Bergman declined to comment further on his client.

In its opinion, the Court of Appeals said that "there can be no question that the public confidence in the legal profession has been adversely affected by [Sheinbein's] conduct."

Samuel Sheinbein's escape to Israel prompted high-level diplomatic wrangling, with U.S. officials demanding his return. Israel refused to extradite him because his father claimed he and his son had dual citizenship. Israeli law prohibits the extradition of its citizens.

In 1999, Samuel Sheinbein was convicted of murder in an Israeli court and sentenced to 24 years in prison in connection with the Tello slaying. He will be eligible for furloughs next year. In Montgomery County, he could have faced life in prison.
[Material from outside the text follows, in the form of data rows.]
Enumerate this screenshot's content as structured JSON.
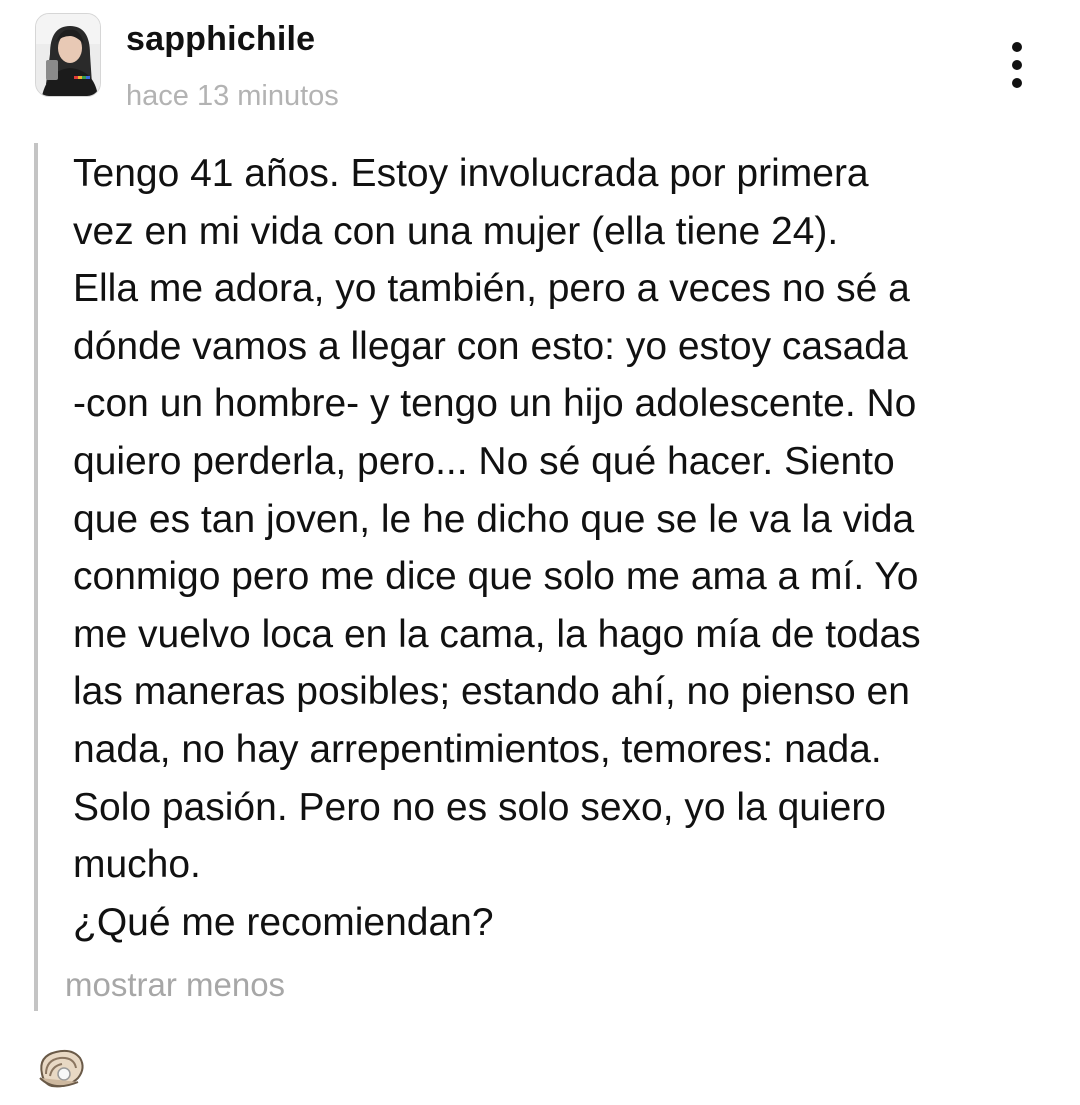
{
  "post": {
    "author": {
      "username": "sapphichile",
      "avatar_icon": "profile-photo"
    },
    "timestamp": "hace 13 minutos",
    "more_icon": "vertical-ellipsis-icon",
    "text": "Tengo 41 años. Estoy involucrada por primera\nvez en mi vida con una mujer (ella tiene 24).\nElla me adora, yo también, pero a veces no sé a\ndónde vamos a llegar con esto: yo estoy casada\n-con un hombre- y tengo un hijo adolescente. No\nquiero perderla, pero... No sé qué hacer. Siento\nque es tan joven, le he dicho que se le va la vida\nconmigo pero me dice que solo me ama a mí. Yo\nme vuelvo loca en la cama, la hago mía de todas\nlas maneras posibles; estando ahí, no pienso en\nnada, no hay arrepentimientos, temores: nada.\nSolo pasión. Pero no es solo sexo, yo la quiero\nmucho.\n¿Qué me recomiendan?",
    "show_less_label": "mostrar menos",
    "reaction_icon": "oyster-icon"
  },
  "colors": {
    "text": "#111111",
    "muted": "#b3b3b3",
    "quote_bar": "#c4c4c4"
  }
}
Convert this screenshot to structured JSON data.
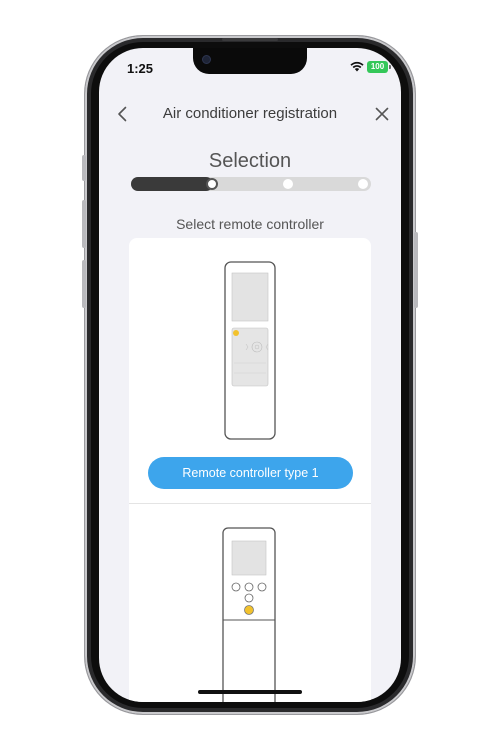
{
  "status_bar": {
    "time": "1:25",
    "battery": "100",
    "battery_color": "#34c759"
  },
  "nav": {
    "title": "Air conditioner registration",
    "back_icon": "chevron-left-icon",
    "close_icon": "close-icon"
  },
  "step": {
    "title": "Selection",
    "progress_fraction": 0.34,
    "total_steps": 3,
    "current_step": 1
  },
  "section": {
    "label": "Select remote controller"
  },
  "options": [
    {
      "label": "Remote controller type 1",
      "image": "remote-controller-type-1-image"
    },
    {
      "label": "",
      "image": "remote-controller-type-2-image"
    }
  ],
  "colors": {
    "accent": "#3da5ec",
    "progress_fill": "#3a3a3a",
    "background": "#f2f2f7"
  }
}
Sol Sheinbein told a Montgomery grand jury in 1997 that his son had killed Tello to protect his friend and co-defendant, Aaron Needle, after Tello tried to rob Needle -- a theory that both Montgomery and Israeli authorities rejected. Police said Tello's body had been dismembered with a power saw, burned in the torso and stashed in a garage near the Sheinbein home.

Sheinbein said he sent his son to Israel to get him away from Needle, who was discussing suicide after the slaying. Needle hanged himself in jail before his trial was to begin.

Henry Quintero, director of the Latino Civil Rights Center, said Sol Sheinbein's disbarment was "justice served."

"This is making a statement for equal rights for everyone," said Quintero, whose organization took an interest in the case because Tello was Latino. The group filed a complaint with the Maryland Attorney Grievance Commission that eventually led to the disbarment. Sol Sheinbein "acted against the wishes of the judicial system here," Quintero said.